Distinctions From Static Device Identity
Conventional device identity binds a substrate to a single value installed at manufacture or provisioning, such as a stored key or certificate. That value is static and globally named, and trust decisions reduce to checking possession of the key against a registry or access list. The DDH takes a different posture. It is regenerable rather than stored, derived from device-local entropy rather than assigned, and evaluated for trajectory continuity rather than exact-match equality.

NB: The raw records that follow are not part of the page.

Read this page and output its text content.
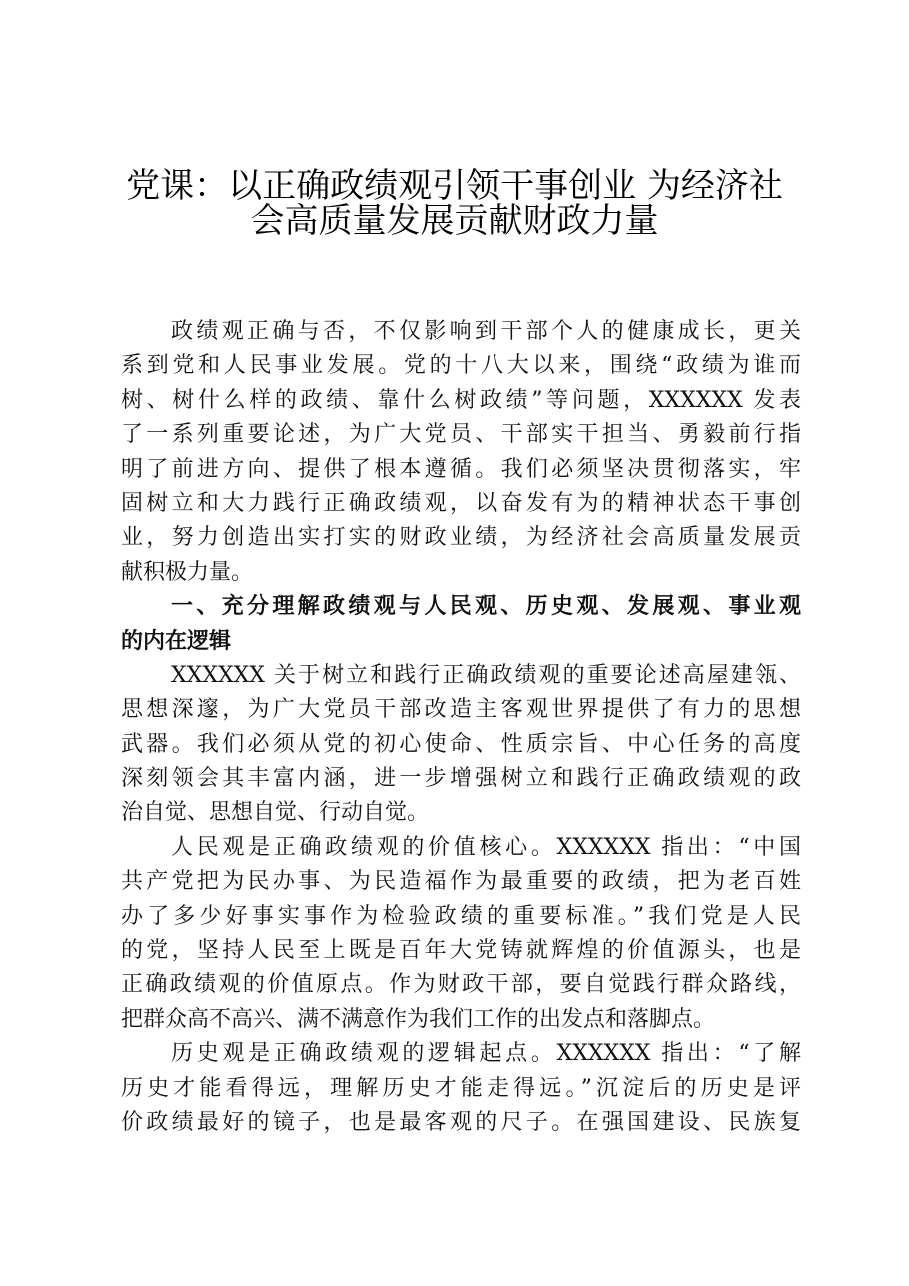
党课：以正确政绩观引领干事创业 为经济社
会高质量发展贡献财政力量
政绩观正确与否，不仅影响到干部个人的健康成长，更关
系到党和人民事业发展。党的十八大以来，围绕“政绩为谁而
树、树什么样的政绩、靠什么树政绩”等问题，XXXXXX 发表
了一系列重要论述，为广大党员、干部实干担当、勇毅前行指
明了前进方向、提供了根本遵循。我们必须坚决贯彻落实，牢
固树立和大力践行正确政绩观，以奋发有为的精神状态干事创
业，努力创造出实打实的财政业绩，为经济社会高质量发展贡
献积极力量。
一、充分理解政绩观与人民观、历史观、发展观、事业观
的内在逻辑
XXXXXX 关于树立和践行正确政绩观的重要论述高屋建瓴、
思想深邃，为广大党员干部改造主客观世界提供了有力的思想
武器。我们必须从党的初心使命、性质宗旨、中心任务的高度
深刻领会其丰富内涵，进一步增强树立和践行正确政绩观的政
治自觉、思想自觉、行动自觉。
人民观是正确政绩观的价值核心。XXXXXX 指出：“中国
共产党把为民办事、为民造福作为最重要的政绩，把为老百姓
办了多少好事实事作为检验政绩的重要标准。”我们党是人民
的党，坚持人民至上既是百年大党铸就辉煌的价值源头，也是
正确政绩观的价值原点。作为财政干部，要自觉践行群众路线，
把群众高不高兴、满不满意作为我们工作的出发点和落脚点。
历史观是正确政绩观的逻辑起点。XXXXXX 指出：“了解
历史才能看得远，理解历史才能走得远。”沉淀后的历史是评
价政绩最好的镜子，也是最客观的尺子。在强国建设、民族复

Two consequences follow from the disclosure. First, authentication is performed through dynamic DAH/DDH slope evaluation rather than keypair validation, so a device proves persistence by following an accepted entropy trajectory rather than by presenting a fixed secret. Second, because the DDH is scoped to the substrate node and resolved locally, and because agents bind to it through slope entanglement, trust is established without centralized identity providers or persistent correlation risk. The platform achieves substrate trust validation as a continuity property rather than as a static credential check.
Disclosure Scope
The Dynamic Device Hash, computed from memory-local entropy sources such as runtime clock jitter, hardware entropy pools, process layout variance, I/O state, and localized thermal or electrical noise, together with its derivation as a regenerable rather than static fingerprint, its validation through trust slope continuity over an ordered sequence of hash states and directional deltas, its slope entanglement with the Dynamic Agent Hash of executing agents recorded in agent lineage, the three-zone Trust Validation Module walkthrough of FIGS. 9A-9C, and trust-local policy enforcement based on slope delta and registration policy, is disclosed in U.S. Application No. 19/230,933. This article describes that disclosed mechanism. The scope extends to substrate classes and entropy-source combinations not individually enumerated, and to embodiments in which device identity is validated by slope trajectory and agent entanglement rather than by static keypair or certificate, provided the device hash is derived from device-local entropy and evaluated for slope continuity rather than exact-match equality.